Une lutte qui continue
Malheureusement si les conditions de travail semblent s'améliorer pour les livreurs des plateformes, il n'en est pas de même pour les sans-papiers.
Le gouvernement Barnier a annoncé une nouvelle loi immigration pour 2025, avec un durcissement de la rétention administrative. Dans une interview du 09 octobre, le ministre de l’intérieur, Bruno Retailleau, a également parler de la révision de l’aide médicale d’État. En 2023, la menace de sa suppression avait pourtant suscité une énorme vague de protestation dans le milieu associatif et dans le corps médical.

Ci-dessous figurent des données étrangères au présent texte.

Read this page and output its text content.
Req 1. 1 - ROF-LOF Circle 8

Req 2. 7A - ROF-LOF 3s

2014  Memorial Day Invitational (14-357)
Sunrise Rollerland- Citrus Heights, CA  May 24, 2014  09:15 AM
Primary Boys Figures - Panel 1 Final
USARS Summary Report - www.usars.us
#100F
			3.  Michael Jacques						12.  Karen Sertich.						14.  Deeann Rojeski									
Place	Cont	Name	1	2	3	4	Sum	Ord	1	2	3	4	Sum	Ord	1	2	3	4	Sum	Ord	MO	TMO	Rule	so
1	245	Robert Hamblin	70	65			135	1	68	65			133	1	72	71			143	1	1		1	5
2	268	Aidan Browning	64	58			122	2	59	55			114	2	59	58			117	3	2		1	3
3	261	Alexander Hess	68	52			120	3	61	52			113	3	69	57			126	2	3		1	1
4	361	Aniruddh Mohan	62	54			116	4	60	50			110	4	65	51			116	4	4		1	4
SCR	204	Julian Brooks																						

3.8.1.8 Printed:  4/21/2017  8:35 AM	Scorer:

Une annonce qui n'a cependant rien de surprenant, Bruno Retailleau, ayant été l'un des grands artisans du durcissement du projet de "loi Darmanin" qui avait été retoquée par le Conseil constitutionnel en janvier 2024. Il ne cache pas son désir de rétablir les mesures qui avaient été rejetées.

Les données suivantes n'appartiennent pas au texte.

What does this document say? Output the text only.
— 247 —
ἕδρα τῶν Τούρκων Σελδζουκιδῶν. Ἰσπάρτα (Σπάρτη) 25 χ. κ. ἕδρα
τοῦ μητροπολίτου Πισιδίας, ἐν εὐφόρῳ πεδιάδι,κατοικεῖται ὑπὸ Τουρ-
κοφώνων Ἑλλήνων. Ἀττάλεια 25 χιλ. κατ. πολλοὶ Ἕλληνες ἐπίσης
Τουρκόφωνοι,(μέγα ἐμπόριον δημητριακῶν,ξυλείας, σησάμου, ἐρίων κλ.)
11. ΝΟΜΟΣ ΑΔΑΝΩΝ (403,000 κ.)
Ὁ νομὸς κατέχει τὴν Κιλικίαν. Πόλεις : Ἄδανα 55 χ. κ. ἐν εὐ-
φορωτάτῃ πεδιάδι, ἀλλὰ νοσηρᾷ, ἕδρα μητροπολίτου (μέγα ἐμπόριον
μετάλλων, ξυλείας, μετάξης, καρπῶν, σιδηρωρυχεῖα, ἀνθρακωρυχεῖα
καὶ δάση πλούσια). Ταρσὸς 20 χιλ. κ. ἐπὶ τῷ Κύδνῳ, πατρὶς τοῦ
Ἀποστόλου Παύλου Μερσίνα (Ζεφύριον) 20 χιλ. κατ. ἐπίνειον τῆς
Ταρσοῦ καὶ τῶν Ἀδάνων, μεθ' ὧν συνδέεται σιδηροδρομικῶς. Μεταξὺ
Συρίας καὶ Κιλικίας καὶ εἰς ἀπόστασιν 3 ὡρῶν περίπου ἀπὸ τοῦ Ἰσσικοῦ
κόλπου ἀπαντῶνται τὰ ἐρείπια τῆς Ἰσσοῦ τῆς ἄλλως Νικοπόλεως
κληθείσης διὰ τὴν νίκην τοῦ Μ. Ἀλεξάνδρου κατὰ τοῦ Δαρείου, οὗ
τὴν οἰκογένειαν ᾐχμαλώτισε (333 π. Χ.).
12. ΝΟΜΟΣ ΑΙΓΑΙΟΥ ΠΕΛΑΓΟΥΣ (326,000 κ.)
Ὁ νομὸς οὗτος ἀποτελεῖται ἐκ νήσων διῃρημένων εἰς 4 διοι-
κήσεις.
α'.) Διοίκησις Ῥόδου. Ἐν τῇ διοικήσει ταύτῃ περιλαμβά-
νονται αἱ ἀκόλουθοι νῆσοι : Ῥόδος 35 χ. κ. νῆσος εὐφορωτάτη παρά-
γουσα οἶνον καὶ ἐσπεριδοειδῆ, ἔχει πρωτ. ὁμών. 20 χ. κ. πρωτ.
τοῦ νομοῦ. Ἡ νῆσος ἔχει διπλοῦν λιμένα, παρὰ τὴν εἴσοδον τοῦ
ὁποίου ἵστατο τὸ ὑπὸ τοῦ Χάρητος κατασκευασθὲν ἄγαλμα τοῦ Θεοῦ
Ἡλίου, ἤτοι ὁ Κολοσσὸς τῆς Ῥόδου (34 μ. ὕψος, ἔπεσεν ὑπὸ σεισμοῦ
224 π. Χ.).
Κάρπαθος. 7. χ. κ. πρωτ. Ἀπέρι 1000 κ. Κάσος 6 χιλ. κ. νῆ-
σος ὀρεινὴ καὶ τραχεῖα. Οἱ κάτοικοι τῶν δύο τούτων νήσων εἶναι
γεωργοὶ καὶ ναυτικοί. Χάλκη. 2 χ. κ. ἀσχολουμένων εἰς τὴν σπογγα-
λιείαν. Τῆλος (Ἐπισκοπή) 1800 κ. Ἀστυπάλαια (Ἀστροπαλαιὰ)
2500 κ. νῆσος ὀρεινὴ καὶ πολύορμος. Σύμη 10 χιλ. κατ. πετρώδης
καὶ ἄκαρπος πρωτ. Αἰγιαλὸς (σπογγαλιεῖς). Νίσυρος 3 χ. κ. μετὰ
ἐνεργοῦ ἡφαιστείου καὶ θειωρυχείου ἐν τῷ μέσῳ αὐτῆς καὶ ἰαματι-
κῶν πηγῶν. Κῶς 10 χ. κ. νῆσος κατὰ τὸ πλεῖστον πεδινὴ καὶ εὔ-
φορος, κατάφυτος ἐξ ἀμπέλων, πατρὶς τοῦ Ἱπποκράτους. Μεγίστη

Des associations comme La Cimade poursuivent leur combat pour la régularisation large et durable de toutes les personnes sans-papiers, qui ne soit pas seulement limitée aux personnes qui travaillent.
À Saint-Étienne, un ciné-débat autour du film "L'Histoire de Souleymane" a eu lieu mercredi dernier au Méliès, organisé par La Cimade et la CGT. avec la participation du CTPEP (Comité des Privés d’Emplois et Précaires de la CGT).
La prochaine projection-débat aura lieu le 05 novembre, organisée cette fois-ci par la LICRA (Ligue internationale contre le racisme et l'antisémitisme), en présence de Michel Samson, ancien journaliste au Monde et à Libération, cinéaste et écrivain, qui a accueilli et retranscrit « LA VIE D’ABOUBACAR », immigré guinéen comme Souleymane, au parcours très semblable. Lien de l'évènement facebook : https://www.facebook.com/events/1144192180405207/?ref=newsfeed
Pour aller plus loin
Directive en faveur des livreurs à vélo finalement adoptée, mais sans la France de Macron (HCN)
Comment le ministre Macron a aidé Uber à s'implanter sur le marché français (Huffington post)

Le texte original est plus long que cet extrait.